いよいよ残り時間は3分! ここで両チームはスターティングラインに戻って最後の力を振り絞って戦います。
両チーム、総力戦で一歩も退かない素晴らしい戦いを見せてくれた決勝戦、55-46でBLITZが逃げ切り、見事! 8年ぶりのクラブチーム日本一に輝きました。
全チームが笑顔の表彰式
全ての試合が終わり表彰式に臨んだ、選手・スタッフの皆さんには、全てを出し切った充実感に充ちた笑顔が溢れます。
各順位を称える表彰で最後にコールされたBLITZの選手たちには、最も大きな拍手が送られると、小川選手が優勝カップを高々と掲げてそれに応えていました。

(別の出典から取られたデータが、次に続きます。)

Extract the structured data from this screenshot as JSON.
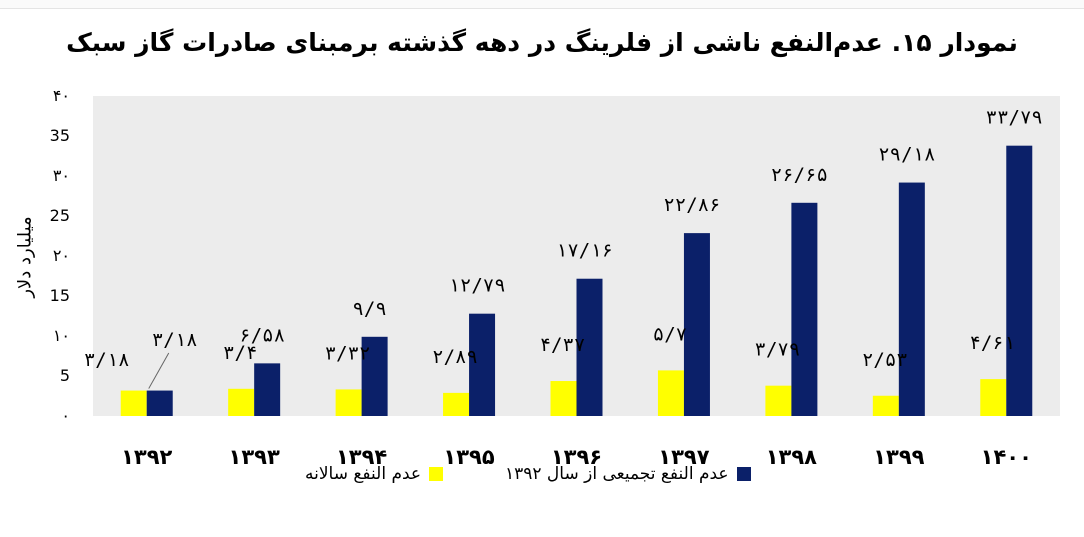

そして、今大会のMVPにTOHOKU STORMERS・橋本 勝也選手の名が呼ばれると、少し驚いた表情で表彰に臨む橋本選手。2年連続でチームを準優勝に導いた圧倒的なアジリティとパワーは、パリパラリンピックでの金メダル獲得に期待の高まる活躍でありました。
また、今大会のClass別のベストプレーヤーも発表され、7クラスのベストプレーヤーを5チームの選手で分け合いました。この結果からも、今大会がいかに各チームの実力が拮抗していたかが分かると思います。
「圧倒的に強いチームがあっても良い。打倒BLITZを目標に日本の車いすラグビーのレベルが上がり、盛り上がれば。」と島川選手がコメントした通り、いよいよ今年の8月に迫ったパリパラリンピックでの金メダル獲得はもちろん、その先を担う選手たちの成長が楽しみな今年の日本選手権となりました。